I really enjoyed listening to this book on audio, which was beautifully read by Ruth Redman. I loved the way the author, Lucy Worsley, entwined Jane's real life with the characters in her novels. It really displayed how art imitates life. The book also used quotes from an array of Jane Austen's contemporaries, which added a nice touch to the reading (listening) experience.
Jane Austen is one of my favorite authors. I love the historical accept of her books, knowing she lived it. Austen's novels are so much more than stories about women looking for husbands, but rather about life in the Georgian era, the state of the church, the classes that divided so many, and the relationships between loved ones and foes alike. It's also wonderful that her writing style is so beautiful, once you get used to it!
|Jane Austen drawn by her sister Cassandra|
I enjoyed reading about Jane's family in this book, as well as her interactions with them. Some happy, as her relationship with her sister Cassandra was, and some discouraging, as men in those days looked down on women, and women had no rights. Even through writing, many women had to use male names in order to publish. Jane's books may never have been published without her brother stepping in and helping her. Makes you think and appreciate how far women have come and the freedoms we have now. I'm thankful for that.
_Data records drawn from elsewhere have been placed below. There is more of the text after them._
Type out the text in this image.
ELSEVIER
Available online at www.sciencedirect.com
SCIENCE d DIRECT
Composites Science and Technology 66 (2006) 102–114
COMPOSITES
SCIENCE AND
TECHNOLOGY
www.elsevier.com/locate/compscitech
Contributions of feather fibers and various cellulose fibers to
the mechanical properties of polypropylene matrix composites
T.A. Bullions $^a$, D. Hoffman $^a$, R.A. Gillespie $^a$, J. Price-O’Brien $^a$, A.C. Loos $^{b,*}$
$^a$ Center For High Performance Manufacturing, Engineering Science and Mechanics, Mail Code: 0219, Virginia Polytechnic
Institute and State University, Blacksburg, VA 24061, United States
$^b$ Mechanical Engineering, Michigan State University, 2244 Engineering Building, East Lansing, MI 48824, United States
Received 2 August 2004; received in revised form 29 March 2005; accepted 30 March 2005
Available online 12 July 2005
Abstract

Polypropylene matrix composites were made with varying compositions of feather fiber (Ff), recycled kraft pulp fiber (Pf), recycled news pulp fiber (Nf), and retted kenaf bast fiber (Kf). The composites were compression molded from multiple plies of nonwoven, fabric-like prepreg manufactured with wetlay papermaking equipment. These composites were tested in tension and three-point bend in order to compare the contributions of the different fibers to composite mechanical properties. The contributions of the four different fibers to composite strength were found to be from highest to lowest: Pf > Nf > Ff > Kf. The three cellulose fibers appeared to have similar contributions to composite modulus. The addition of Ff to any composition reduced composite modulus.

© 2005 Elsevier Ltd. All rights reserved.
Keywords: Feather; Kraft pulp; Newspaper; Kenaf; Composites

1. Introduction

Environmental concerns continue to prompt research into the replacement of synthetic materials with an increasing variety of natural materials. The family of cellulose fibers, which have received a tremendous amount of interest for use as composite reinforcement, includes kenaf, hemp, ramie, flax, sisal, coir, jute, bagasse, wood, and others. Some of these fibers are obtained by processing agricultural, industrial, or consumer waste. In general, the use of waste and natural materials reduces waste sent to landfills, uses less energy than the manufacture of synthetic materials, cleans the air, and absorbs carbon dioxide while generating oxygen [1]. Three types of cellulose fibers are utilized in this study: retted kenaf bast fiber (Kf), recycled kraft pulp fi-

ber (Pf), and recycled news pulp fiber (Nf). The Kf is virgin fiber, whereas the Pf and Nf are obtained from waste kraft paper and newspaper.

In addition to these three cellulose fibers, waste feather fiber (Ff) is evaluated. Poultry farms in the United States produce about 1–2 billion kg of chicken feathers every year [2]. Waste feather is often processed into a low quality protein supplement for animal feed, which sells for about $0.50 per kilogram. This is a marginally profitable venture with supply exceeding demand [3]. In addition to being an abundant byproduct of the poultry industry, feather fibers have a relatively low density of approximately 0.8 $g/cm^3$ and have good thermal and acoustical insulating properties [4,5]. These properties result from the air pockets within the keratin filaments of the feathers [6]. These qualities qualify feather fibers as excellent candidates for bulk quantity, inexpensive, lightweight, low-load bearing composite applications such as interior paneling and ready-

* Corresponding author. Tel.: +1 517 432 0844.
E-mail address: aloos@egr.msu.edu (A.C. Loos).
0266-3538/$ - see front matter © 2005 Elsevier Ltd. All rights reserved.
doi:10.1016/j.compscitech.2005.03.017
|Steventon Rectory: Where Jane Austen was raised.|
One thing you can't ignore in biographies is the death of the subject. Jane's death is quite a mystery and there have been many theories of what she died from. It was interesting to read about these and how some of these illnesses could have been avoided if she had lived 200 years later. One thing I found extremely interesting is that Jane was born at the end of her mother's 10th month of pregnancy, which they believe may have caused some complications for Jane in her later life.
This book lightly addressed Jane's faith which I wish we knew more about. A few years ago I read Jane's 'book of prayers' and I'm led to believe she was a Christian who loved and trusted the Lord. You can read about that book here... The Prayers of Jane Austen
Jane's last words were: "God grant me patience. Pray for me, oh pray for me."
I discovered some new things about Jane through this biography and look forward to reading other books about her, particularly a book mentioned in this one, called Jane Austen: A Life by Claire Tomalin.
The only thing that didn't sit well with me, were a few speculations the author made about feelings or events that I didn't think needed to be added. It felt like it took away from the authenticity of the book as a whole. The facts of the book were interesting enough without these added speculative thoughts of the author.
Other than that small pet peeve, this book was very good and I recommend it to anyone who loves Jane Austen!